You may just want to LOOK smarter

So because of these economic times, I've had to cancel my subscription to the New York Times. It is ok though, since I never really read the thing anyway. Actually, the Time's main function in my life was to help me look smarter. Which it did. When I would bring the paper onto the subway, even unread, I would get stares of admiration at the thought that I would be enjoying such a high-end publication. All bets were off as soon as I would try to open the thing and do the classic refold, only to drop the paper all over the subway floor. This would dash any hopes I had to impress people with my intellectual ability.

So in lieu of the paper and ink version of my intellectual status, I am now carrying the free bag that I received with my subscription.
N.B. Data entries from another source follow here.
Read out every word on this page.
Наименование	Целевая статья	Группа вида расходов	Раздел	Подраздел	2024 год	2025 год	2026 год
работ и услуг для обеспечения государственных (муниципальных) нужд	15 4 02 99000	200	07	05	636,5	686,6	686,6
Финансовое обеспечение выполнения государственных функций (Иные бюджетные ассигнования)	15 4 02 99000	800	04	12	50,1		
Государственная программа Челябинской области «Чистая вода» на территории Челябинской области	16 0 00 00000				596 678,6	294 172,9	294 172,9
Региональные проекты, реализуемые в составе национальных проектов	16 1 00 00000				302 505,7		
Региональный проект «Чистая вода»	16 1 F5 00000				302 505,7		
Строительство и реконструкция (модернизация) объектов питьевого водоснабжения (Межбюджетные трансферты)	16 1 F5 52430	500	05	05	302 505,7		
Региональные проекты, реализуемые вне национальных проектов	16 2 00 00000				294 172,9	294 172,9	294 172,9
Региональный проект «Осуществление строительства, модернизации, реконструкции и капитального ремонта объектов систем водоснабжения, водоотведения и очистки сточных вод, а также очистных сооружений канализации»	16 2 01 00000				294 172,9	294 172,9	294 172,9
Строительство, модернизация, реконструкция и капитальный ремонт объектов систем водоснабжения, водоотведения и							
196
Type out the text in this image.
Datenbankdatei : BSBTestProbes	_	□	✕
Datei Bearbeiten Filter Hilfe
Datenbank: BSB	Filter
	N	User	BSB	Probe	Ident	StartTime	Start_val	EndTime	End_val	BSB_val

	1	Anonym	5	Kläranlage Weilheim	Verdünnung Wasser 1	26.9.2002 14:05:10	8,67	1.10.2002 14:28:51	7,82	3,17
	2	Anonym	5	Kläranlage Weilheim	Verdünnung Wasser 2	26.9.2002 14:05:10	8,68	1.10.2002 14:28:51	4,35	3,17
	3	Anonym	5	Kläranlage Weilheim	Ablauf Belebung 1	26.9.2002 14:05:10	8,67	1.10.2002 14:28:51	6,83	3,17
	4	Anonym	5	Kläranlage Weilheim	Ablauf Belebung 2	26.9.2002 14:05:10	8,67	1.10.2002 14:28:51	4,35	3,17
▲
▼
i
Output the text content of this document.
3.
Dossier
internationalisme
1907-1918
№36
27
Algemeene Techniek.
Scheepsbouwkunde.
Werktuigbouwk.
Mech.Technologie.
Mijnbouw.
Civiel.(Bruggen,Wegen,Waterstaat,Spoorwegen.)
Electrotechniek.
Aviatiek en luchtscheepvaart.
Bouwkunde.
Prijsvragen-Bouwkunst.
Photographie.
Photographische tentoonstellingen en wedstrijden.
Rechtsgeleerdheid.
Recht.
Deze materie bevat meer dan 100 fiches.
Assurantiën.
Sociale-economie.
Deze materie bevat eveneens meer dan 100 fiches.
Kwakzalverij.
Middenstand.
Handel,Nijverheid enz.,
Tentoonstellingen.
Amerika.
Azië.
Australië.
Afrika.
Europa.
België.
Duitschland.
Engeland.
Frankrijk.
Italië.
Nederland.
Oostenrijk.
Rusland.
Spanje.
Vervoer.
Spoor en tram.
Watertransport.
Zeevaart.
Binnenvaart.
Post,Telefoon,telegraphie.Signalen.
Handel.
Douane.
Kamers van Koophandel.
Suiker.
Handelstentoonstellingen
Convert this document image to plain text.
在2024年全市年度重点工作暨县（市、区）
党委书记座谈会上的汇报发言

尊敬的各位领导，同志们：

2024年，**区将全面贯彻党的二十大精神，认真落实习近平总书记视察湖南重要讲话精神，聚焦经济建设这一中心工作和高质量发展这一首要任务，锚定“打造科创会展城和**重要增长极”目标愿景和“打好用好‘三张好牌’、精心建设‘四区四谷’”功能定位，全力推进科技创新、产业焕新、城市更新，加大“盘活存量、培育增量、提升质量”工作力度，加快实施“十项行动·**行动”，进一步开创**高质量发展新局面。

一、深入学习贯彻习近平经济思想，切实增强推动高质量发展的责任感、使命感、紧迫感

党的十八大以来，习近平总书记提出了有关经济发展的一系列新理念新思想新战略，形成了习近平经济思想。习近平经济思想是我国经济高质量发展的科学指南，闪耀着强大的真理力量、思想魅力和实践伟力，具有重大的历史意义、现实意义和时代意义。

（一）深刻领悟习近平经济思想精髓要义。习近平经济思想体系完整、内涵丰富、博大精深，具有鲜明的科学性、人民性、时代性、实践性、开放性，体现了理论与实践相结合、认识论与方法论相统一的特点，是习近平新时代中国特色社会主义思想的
This contains; My peanut butter sandwich, my copy of The Queens Ledger news paper(no folding issues here), and a slew of the Recycled Pens that UPG has been using as our self promo.

The bag itself has a nice design and a beveled bottom for holding... Probably a newspaper. As far as the handles go, I like the look of them, but if the bag has some weight to it the metal ring handles induce arthritic pain in the hands. The colors are good, and the embroidered logo looks nice too. And there is a nice little zippered pocket on the inside.


  1. Your company should consider bags that simply state "I'm smarter than you."